Gene therapy for inherited retinal and optic nerve degenerations
Published in Expert Opinion on Biological Therapy, 2018
Nicholas A. Moore, Nuria Morral, Thomas A. Ciulla, Peter Bracha
Inherited retinal degenerations (IRDs) are a rare and heterogenous group of diseases that collectively result in progressive retinal degeneration with resultant severe visual impairment; over 200 causative mutations have been identified. The most common IRDs include Leber’s congenital amaurosis (LCA), choroideremia, retinitis pigmentosa (RP), Usher syndrome, Stargardt disease, Leber’s hereditary optic neuropathy (LHON), achromatopsia, and X-linked retinoschisis (XLRS) [1]. The blinding nature of these conditions and lack of effective treatment highlight the need for therapeutic innovation. The fact that the disease-causing genes have been identified, together with their monogenic etiology, facilitates the potential for gene therapy.
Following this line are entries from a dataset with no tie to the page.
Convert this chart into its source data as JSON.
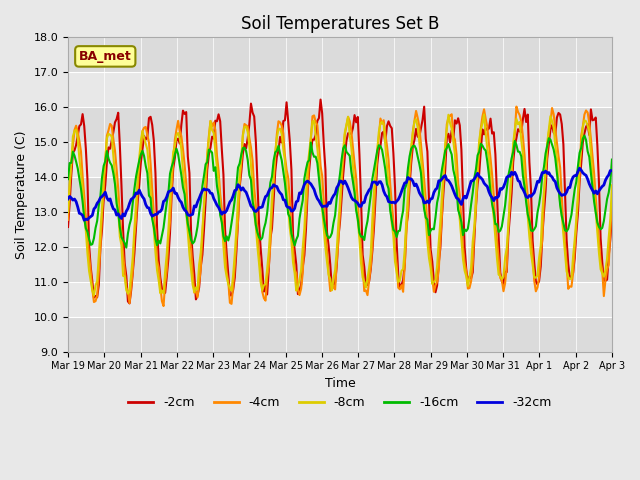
{
  "title": "Soil Temperatures Set B",
  "xlabel": "Time",
  "ylabel": "Soil Temperature (C)",
  "ylim": [
    9.0,
    18.0
  ],
  "yticks": [
    9.0,
    10.0,
    11.0,
    12.0,
    13.0,
    14.0,
    15.0,
    16.0,
    17.0,
    18.0
  ],
  "xtick_labels": [
    "Mar 19",
    "Mar 20",
    "Mar 21",
    "Mar 22",
    "Mar 23",
    "Mar 24",
    "Mar 25",
    "Mar 26",
    "Mar 27",
    "Mar 28",
    "Mar 29",
    "Mar 30",
    "Mar 31",
    "Apr 1",
    "Apr 2",
    "Apr 3"
  ],
  "bg_color": "#e8e8e8",
  "plot_bg": "#f0f0f0",
  "legend_label": "BA_met",
  "series": {
    "neg2cm": {
      "color": "#cc0000",
      "label": "-2cm",
      "lw": 1.5
    },
    "neg4cm": {
      "color": "#ff8800",
      "label": "-4cm",
      "lw": 1.5
    },
    "neg8cm": {
      "color": "#ddcc00",
      "label": "-8cm",
      "lw": 1.5
    },
    "neg16cm": {
      "color": "#00bb00",
      "label": "-16cm",
      "lw": 1.5
    },
    "neg32cm": {
      "color": "#0000dd",
      "label": "-32cm",
      "lw": 2.0
    }
  },
  "n_points": 337,
  "start_day": 0,
  "end_day": 16
}
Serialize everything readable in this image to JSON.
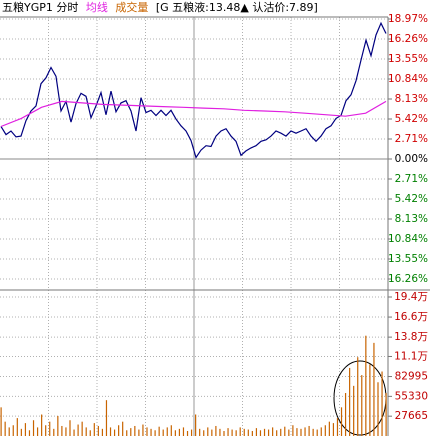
{
  "chart_data": [
    {
      "type": "line",
      "title": "五粮YGP1 分时",
      "annotation": "[G 五粮液:13.48▲ 认沽价:7.89]",
      "ylim": [
        -16.26,
        18.97
      ],
      "yticks": [
        {
          "value": 18.97,
          "label": "18.97%"
        },
        {
          "value": 16.26,
          "label": "16.26%"
        },
        {
          "value": 13.55,
          "label": "13.55%"
        },
        {
          "value": 10.84,
          "label": "10.84%"
        },
        {
          "value": 8.13,
          "label": "8.13%"
        },
        {
          "value": 5.42,
          "label": "5.42%"
        },
        {
          "value": 2.71,
          "label": "2.71%"
        },
        {
          "value": 0,
          "label": "0.00%"
        },
        {
          "value": -2.71,
          "label": "2.71%"
        },
        {
          "value": -5.42,
          "label": "5.42%"
        },
        {
          "value": -8.13,
          "label": "8.13%"
        },
        {
          "value": -10.84,
          "label": "10.84%"
        },
        {
          "value": -13.55,
          "label": "13.55%"
        },
        {
          "value": -16.26,
          "label": "16.26%"
        }
      ],
      "grid": true,
      "series": [
        {
          "color": "#000080",
          "values": [
            4.4,
            3.3,
            3.8,
            3.0,
            3.1,
            5.2,
            6.5,
            7.2,
            10.2,
            11.0,
            12.4,
            11.2,
            6.5,
            7.8,
            5.0,
            7.5,
            8.9,
            8.5,
            5.6,
            7.2,
            9.0,
            6.0,
            9.2,
            6.4,
            7.6,
            7.9,
            6.5,
            3.8,
            8.3,
            6.3,
            6.6,
            5.9,
            6.6,
            5.9,
            6.6,
            5.4,
            4.5,
            3.8,
            2.5,
            0.2,
            1.2,
            1.8,
            1.7,
            3.1,
            3.8,
            4.1,
            3.1,
            2.4,
            0.5,
            1.1,
            1.5,
            1.8,
            2.4,
            2.6,
            3.1,
            3.8,
            3.5,
            3.1,
            3.8,
            3.5,
            3.8,
            4.1,
            3.1,
            2.4,
            3.1,
            4.1,
            4.5,
            5.5,
            5.9,
            7.9,
            8.7,
            10.6,
            13.4,
            16.1,
            14.0,
            16.8,
            18.4,
            17.0
          ]
        },
        {
          "name": "均线",
          "color": "#e020e0",
          "values": [
            4.4,
            5.5,
            7.0,
            7.8,
            7.6,
            7.4,
            7.3,
            7.2,
            7.1,
            7.0,
            6.9,
            6.8,
            6.6,
            6.5,
            6.4,
            6.2,
            6.0,
            5.8,
            6.2,
            7.8
          ]
        }
      ]
    },
    {
      "type": "bar",
      "ylim": [
        0,
        194000
      ],
      "yticks": [
        {
          "value": 194000,
          "label": "19.4万"
        },
        {
          "value": 166000,
          "label": "16.6万"
        },
        {
          "value": 138000,
          "label": "13.8万"
        },
        {
          "value": 111000,
          "label": "11.1万"
        },
        82995,
        55330,
        27665
      ],
      "series": [
        {
          "name": "成交量",
          "color": "#c86400",
          "values": [
            40000,
            20000,
            12000,
            15000,
            25000,
            10000,
            18000,
            8000,
            22000,
            12000,
            30000,
            15000,
            20000,
            10000,
            28000,
            14000,
            12000,
            22000,
            9000,
            16000,
            20000,
            12000,
            8000,
            18000,
            14000,
            10000,
            50000,
            12000,
            9000,
            15000,
            20000,
            8000,
            11000,
            14000,
            9000,
            16000,
            12000,
            10000,
            8000,
            13000,
            9000,
            12000,
            15000,
            8000,
            10000,
            12000,
            7000,
            9000,
            30000,
            10000,
            8000,
            12000,
            9000,
            14000,
            10000,
            7000,
            11000,
            9000,
            8000,
            12000,
            10000,
            9000,
            7000,
            11000,
            8000,
            10000,
            9000,
            12000,
            8000,
            10000,
            13000,
            9000,
            15000,
            11000,
            10000,
            12000,
            14000,
            10000,
            9000,
            12000,
            15000,
            20000,
            18000,
            25000,
            40000,
            60000,
            95000,
            70000,
            110000,
            85000,
            140000,
            100000,
            130000,
            75000,
            90000,
            60000
          ]
        }
      ]
    }
  ]
}
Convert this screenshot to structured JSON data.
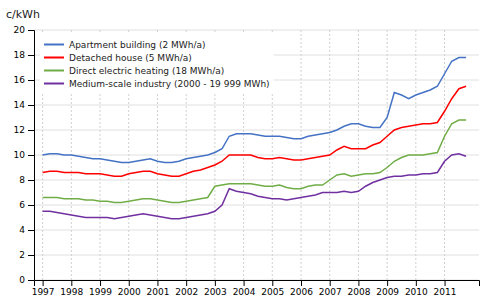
{
  "chart_data": {
    "type": "line",
    "ylabel": "c/kWh",
    "x": [
      1997.0,
      1997.25,
      1997.5,
      1997.75,
      1998.0,
      1998.25,
      1998.5,
      1998.75,
      1999.0,
      1999.25,
      1999.5,
      1999.75,
      2000.0,
      2000.25,
      2000.5,
      2000.75,
      2001.0,
      2001.25,
      2001.5,
      2001.75,
      2002.0,
      2002.25,
      2002.5,
      2002.75,
      2003.0,
      2003.25,
      2003.5,
      2003.75,
      2004.0,
      2004.25,
      2004.5,
      2004.75,
      2005.0,
      2005.25,
      2005.5,
      2005.75,
      2006.0,
      2006.25,
      2006.5,
      2006.75,
      2007.0,
      2007.25,
      2007.5,
      2007.75,
      2008.0,
      2008.25,
      2008.5,
      2008.75,
      2009.0,
      2009.25,
      2009.5,
      2009.75,
      2010.0,
      2010.25,
      2010.5,
      2010.75,
      2011.0,
      2011.25,
      2011.5,
      2011.75
    ],
    "series": [
      {
        "name": "Apartment building (2 MWh/a)",
        "color": "#4472C4",
        "values": [
          10.0,
          10.1,
          10.1,
          10.0,
          10.0,
          9.9,
          9.8,
          9.7,
          9.7,
          9.6,
          9.5,
          9.4,
          9.4,
          9.5,
          9.6,
          9.7,
          9.5,
          9.4,
          9.4,
          9.5,
          9.7,
          9.8,
          9.9,
          10.0,
          10.2,
          10.5,
          11.5,
          11.7,
          11.7,
          11.7,
          11.6,
          11.5,
          11.5,
          11.5,
          11.4,
          11.3,
          11.3,
          11.5,
          11.6,
          11.7,
          11.8,
          12.0,
          12.3,
          12.5,
          12.5,
          12.3,
          12.2,
          12.2,
          13.0,
          15.0,
          14.8,
          14.5,
          14.8,
          15.0,
          15.2,
          15.5,
          16.5,
          17.5,
          17.8,
          17.8
        ]
      },
      {
        "name": "Detached house (5 MWh/a)",
        "color": "#FF0000",
        "values": [
          8.6,
          8.7,
          8.7,
          8.6,
          8.6,
          8.6,
          8.5,
          8.5,
          8.5,
          8.4,
          8.3,
          8.3,
          8.5,
          8.6,
          8.7,
          8.7,
          8.5,
          8.4,
          8.3,
          8.3,
          8.5,
          8.7,
          8.8,
          9.0,
          9.2,
          9.5,
          10.0,
          10.0,
          10.0,
          10.0,
          9.8,
          9.7,
          9.7,
          9.8,
          9.7,
          9.6,
          9.6,
          9.7,
          9.8,
          9.9,
          10.0,
          10.4,
          10.7,
          10.5,
          10.5,
          10.5,
          10.8,
          11.0,
          11.5,
          12.0,
          12.2,
          12.3,
          12.4,
          12.5,
          12.5,
          12.6,
          13.5,
          14.5,
          15.3,
          15.5
        ]
      },
      {
        "name": "Direct electric heating (18 MWh/a)",
        "color": "#70AD47",
        "values": [
          6.6,
          6.6,
          6.6,
          6.5,
          6.5,
          6.5,
          6.4,
          6.4,
          6.3,
          6.3,
          6.2,
          6.2,
          6.3,
          6.4,
          6.5,
          6.5,
          6.4,
          6.3,
          6.2,
          6.2,
          6.3,
          6.4,
          6.5,
          6.6,
          7.5,
          7.6,
          7.7,
          7.7,
          7.7,
          7.7,
          7.6,
          7.5,
          7.5,
          7.6,
          7.4,
          7.3,
          7.3,
          7.5,
          7.6,
          7.6,
          8.0,
          8.4,
          8.5,
          8.3,
          8.4,
          8.5,
          8.5,
          8.6,
          9.0,
          9.5,
          9.8,
          10.0,
          10.0,
          10.0,
          10.1,
          10.2,
          11.5,
          12.5,
          12.8,
          12.8
        ]
      },
      {
        "name": "Medium-scale industry (2000 - 19 999 MWh)",
        "color": "#7030A0",
        "values": [
          5.5,
          5.5,
          5.4,
          5.3,
          5.2,
          5.1,
          5.0,
          5.0,
          5.0,
          5.0,
          4.9,
          5.0,
          5.1,
          5.2,
          5.3,
          5.2,
          5.1,
          5.0,
          4.9,
          4.9,
          5.0,
          5.1,
          5.2,
          5.3,
          5.5,
          6.0,
          7.3,
          7.1,
          7.0,
          6.9,
          6.7,
          6.6,
          6.5,
          6.5,
          6.4,
          6.5,
          6.6,
          6.7,
          6.8,
          7.0,
          7.0,
          7.0,
          7.1,
          7.0,
          7.1,
          7.5,
          7.8,
          8.0,
          8.2,
          8.3,
          8.3,
          8.4,
          8.4,
          8.5,
          8.5,
          8.6,
          9.5,
          10.0,
          10.1,
          9.9
        ]
      }
    ],
    "xlim": [
      1996.7,
      2012.2
    ],
    "xticks": [
      1997,
      1998,
      1999,
      2000,
      2001,
      2002,
      2003,
      2004,
      2005,
      2006,
      2007,
      2008,
      2009,
      2010,
      2011
    ],
    "ylim": [
      0,
      20
    ],
    "yticks": [
      0,
      2,
      4,
      6,
      8,
      10,
      12,
      14,
      16,
      18,
      20
    ],
    "grid": true,
    "legend": "upper left"
  }
}
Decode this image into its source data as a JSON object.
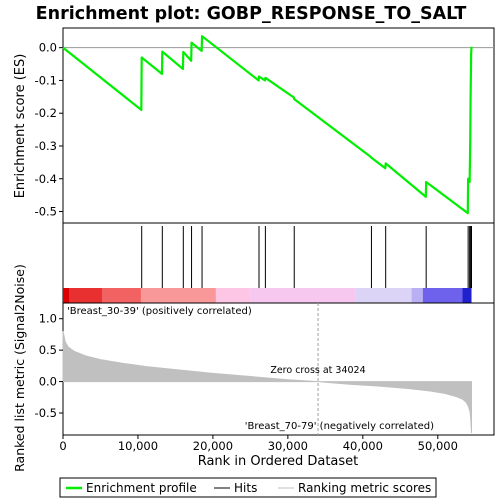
{
  "chart_data": {
    "type": "line",
    "title": "Enrichment plot: GOBP_RESPONSE_TO_SALT",
    "top_panel": {
      "ylabel": "Enrichment score (ES)",
      "ylim": [
        -0.535,
        0.06
      ],
      "yticks": [
        0.0,
        -0.1,
        -0.2,
        -0.3,
        -0.4,
        -0.5
      ],
      "ytick_labels": [
        "0.0",
        "-0.1",
        "-0.2",
        "-0.3",
        "-0.4",
        "-0.5"
      ],
      "series": [
        {
          "name": "Enrichment profile",
          "color": "#00ee00",
          "x": [
            0,
            10450,
            10500,
            13200,
            13250,
            16000,
            16050,
            17100,
            17150,
            18500,
            18550,
            26100,
            26150,
            26950,
            27000,
            30800,
            30850,
            41100,
            41150,
            43000,
            43050,
            48400,
            48450,
            54000,
            54050,
            54200,
            54250,
            54330,
            54380,
            54450,
            54500
          ],
          "y": [
            0.0,
            -0.19,
            -0.03,
            -0.08,
            -0.012,
            -0.065,
            -0.013,
            -0.04,
            0.015,
            -0.01,
            0.035,
            -0.1,
            -0.088,
            -0.1,
            -0.092,
            -0.152,
            -0.157,
            -0.334,
            -0.336,
            -0.368,
            -0.353,
            -0.455,
            -0.41,
            -0.505,
            -0.4,
            -0.41,
            -0.41,
            -0.285,
            -0.15,
            -0.02,
            0.003
          ]
        }
      ],
      "hits": [
        10500,
        13250,
        16050,
        17150,
        18550,
        26150,
        27000,
        30850,
        41150,
        43050,
        48450,
        54050,
        54250,
        54380,
        54500
      ]
    },
    "middle_panel": {
      "colorbar_stops": [
        "#dd0000",
        "#e83030",
        "#f36262",
        "#f89898",
        "#fcc6e4",
        "#f6c7ef",
        "#dcd4f6",
        "#b8b0f2",
        "#6e62ec",
        "#2020cc"
      ],
      "colorbar_breaks": [
        0,
        800,
        5200,
        10400,
        20400,
        25000,
        39000,
        46500,
        48000,
        53300,
        54500
      ]
    },
    "bottom_panel": {
      "ylabel": "Ranked list metric (Signal2Noise)",
      "xlabel": "Rank in Ordered Dataset",
      "ylim": [
        -0.85,
        1.25
      ],
      "yticks": [
        1.0,
        0.5,
        0.0,
        -0.5
      ],
      "ytick_labels": [
        "1.0",
        "0.5",
        "0.0",
        "-0.5"
      ],
      "xlim": [
        0,
        57500
      ],
      "xticks": [
        0,
        10000,
        20000,
        30000,
        40000,
        50000
      ],
      "xtick_labels": [
        "0",
        "10,000",
        "20,000",
        "30,000",
        "40,000",
        "50,000"
      ],
      "metric_x": [
        0,
        300,
        700,
        1500,
        3000,
        5000,
        8000,
        11000,
        15000,
        20000,
        25000,
        30000,
        34024,
        38000,
        42000,
        46000,
        49000,
        51000,
        52500,
        53300,
        53800,
        54100,
        54300,
        54400,
        54500
      ],
      "metric_y": [
        0.8,
        0.63,
        0.55,
        0.48,
        0.41,
        0.35,
        0.29,
        0.24,
        0.19,
        0.13,
        0.08,
        0.03,
        0.0,
        -0.04,
        -0.07,
        -0.11,
        -0.15,
        -0.19,
        -0.24,
        -0.28,
        -0.33,
        -0.4,
        -0.48,
        -0.6,
        -0.82
      ],
      "zero_cross_x": 34024,
      "zero_cross_label": "Zero cross at 34024",
      "pos_label": "'Breast_30-39' (positively correlated)",
      "neg_label": "'Breast_70-79' (negatively correlated)",
      "pos_color": "#cc0000",
      "neg_color": "#0000cc",
      "fill_color": "#c0c0c0"
    },
    "legend": {
      "position": "bottom",
      "items": [
        {
          "label": "Enrichment profile",
          "color": "#00ee00",
          "style": "thick"
        },
        {
          "label": "Hits",
          "color": "#000000",
          "style": "thin"
        },
        {
          "label": "Ranking metric scores",
          "color": "#c0c0c0",
          "style": "thin"
        }
      ]
    }
  }
}
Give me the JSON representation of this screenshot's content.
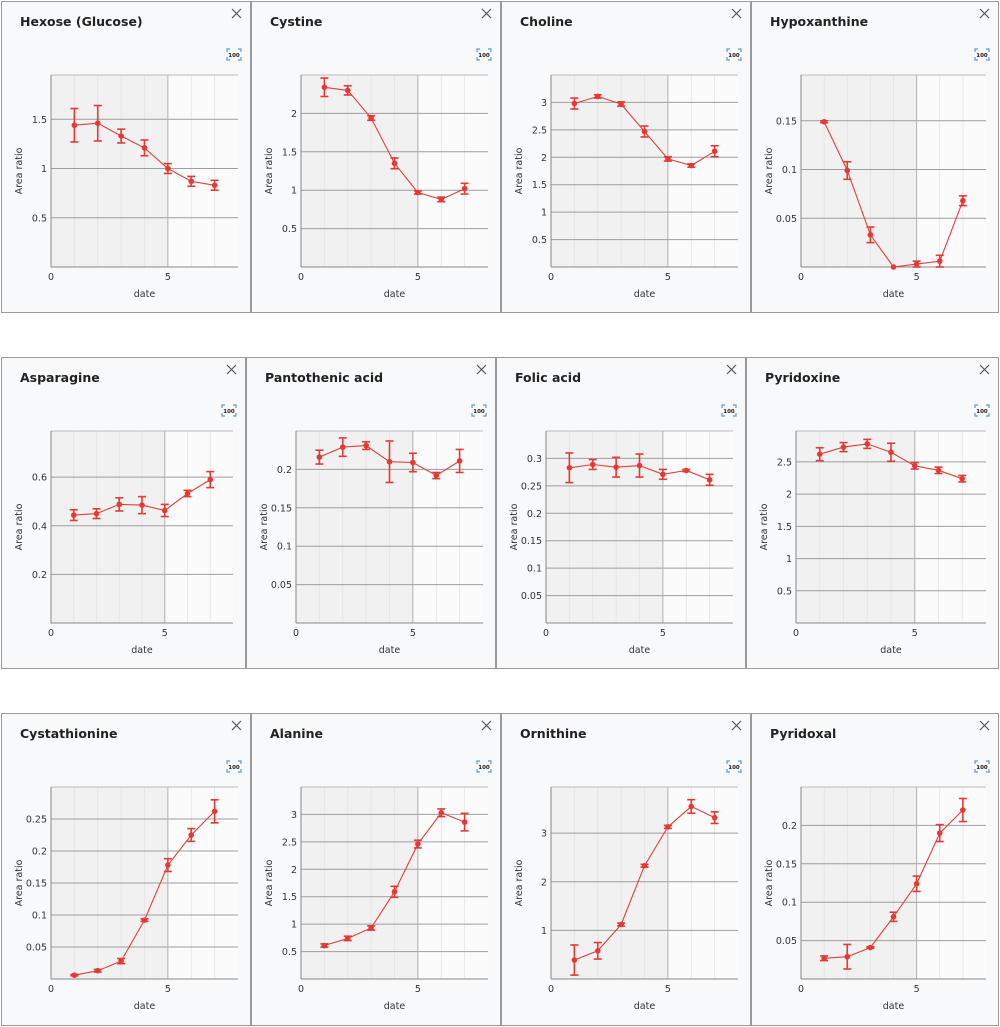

Furthermore, IRDs also attracted interest because both the United States Food and Drug Administration (FDA) and European Medicines Agency (EMA) have incentivized development of therapies for rare diseases, which historically has been challenging due to small patient populations for clinical trials and post-approval marketing. In the United States, the Orphan Drug Act of 1983 defined orphan diseases as those that affected fewer than 200,000 Americans. The Orphan Drug Act provided sponsors with 7 years of exclusivity, tax credits to defray the cost of development, waived FDA fees, and provided protocol assistance. The EMA provides similar incentives.